To be fair to the solicitor, we were not discussing the final drive. He's fully supportive that this is either a post-accident repair problem or BMW's - either way he feels I'll get my money back in the settlement as worst case scenario, but I've already shelled out £1,000's that will not be payable until we reach a final agreement with the other drivers' insurers. I am trying to keep the cost to a minimum.

If, through my negligence, I bought a pup then I am happy to accept it - as I have over the rear ESA being fooked. But what does cause me issues is that it could very well been much more serious the other night and the dealer is distancing themselves as far as possible from it.

The last 10 meters or so was with the bars counter-steering trying to keep it upright!
 
Update.

As the dispute with the Motorrad dealer continues I thought I'd peel back the gaiter to see if there was any damage to the drive shaft.

The lock up was caused by the universal joint (UJ) disintegrating.

I looks as though the failure may have been caused by a failure of the gaiter to stop road crap getting in to joint or the wheel being shunted so far forward so that the bearings in the UJ took the impact.

If there is sufficient fore and aft movement in the drive shaft so that the shaft could not "bottom out" in the event of a rear impact then I am happy to accept it was not accident related. The question then is was it a 'latent' defect that was there when I bought the bike from the Motorrad dealer - if so, BMW UK are still liable for it. If not I'll cough for it.
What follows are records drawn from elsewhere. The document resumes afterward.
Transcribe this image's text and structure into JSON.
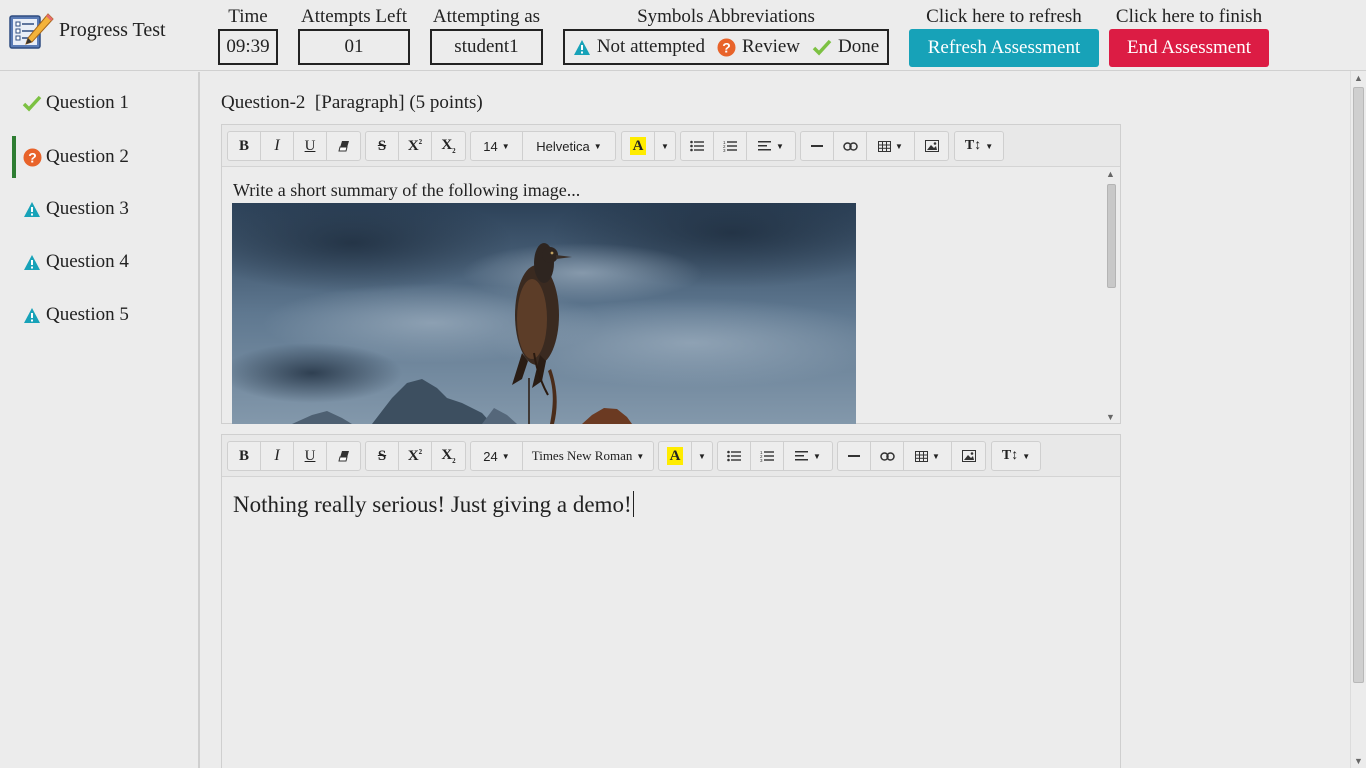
{
  "app": {
    "title": "Progress Test",
    "logo_icon": "checklist-pencil-icon"
  },
  "header": {
    "time_label": "Time",
    "time_value": "09:39",
    "attempts_label": "Attempts Left",
    "attempts_value": "01",
    "user_label": "Attempting as",
    "user_value": "student1",
    "symbols_label": "Symbols Abbreviations",
    "symbols": [
      {
        "icon": "warning-icon",
        "text": "Not attempted",
        "color": "#17a2b8"
      },
      {
        "icon": "question-circle-icon",
        "text": "Review",
        "color": "#e8632a"
      },
      {
        "icon": "check-icon",
        "text": "Done",
        "color": "#7cc142"
      }
    ],
    "refresh_label": "Click here to refresh",
    "refresh_button": "Refresh Assessment",
    "refresh_color": "#17a2b8",
    "finish_label": "Click here to finish",
    "end_button": "End Assessment",
    "end_color": "#dc1c44"
  },
  "sidebar": {
    "items": [
      {
        "label": "Question 1",
        "status": "done"
      },
      {
        "label": "Question 2",
        "status": "review",
        "active": true
      },
      {
        "label": "Question 3",
        "status": "not-attempted"
      },
      {
        "label": "Question 4",
        "status": "not-attempted"
      },
      {
        "label": "Question 5",
        "status": "not-attempted"
      }
    ]
  },
  "question": {
    "title": "Question-2  [Paragraph] (5 points)",
    "prompt": "Write a short summary of the following image...",
    "image_icon": "cormorant-bird-photo"
  },
  "editor1": {
    "font_size": "14",
    "font_family": "Helvetica"
  },
  "editor2": {
    "font_size": "24",
    "font_family": "Times New Roman"
  },
  "answer": {
    "text": "Nothing really serious! Just giving a demo!"
  }
}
So, since the accident I have noticed or repaired:

a) rattling on start up - 'they all do that sir'
b) flashing oil light at idle when hot - unsuccessfully repair attempted twice and still flashing.
c) rear ESA packed up - replaced at my expense
d) leaking hub seal - replaced
e) failed drive shaft

I am keen to learn if it is possible for the shaft to, in effect, 'bottom out' by the wheel trying to pivot too far forward and transfer the impact to the bearings in the joint - anyone know?

I am guessing that the gaiter also acts as a bump stop.

I will probably sell the bike as the wife is no longer confident of riding pillion on it.
 
i had an 08 gsa that had a broken up uj at the fd end,i noticed it before it got to bad though.im surprised you didnt notice xtra backlash in the rolling on and off the throttle before it locked up.as for the gaiter acting as a bump stop,no thats not its function at all.
 
Thanks.

No, I didn't notice the backlash. Neither did the Motorrad mechanic who rode it a short while before it disintegrated - if he/she did they didn't tell me about it.

I appreciate the gaiters' primary function is not being a bump stop, but what then stops the rear pivoting too far forward in the event of a rear shunt?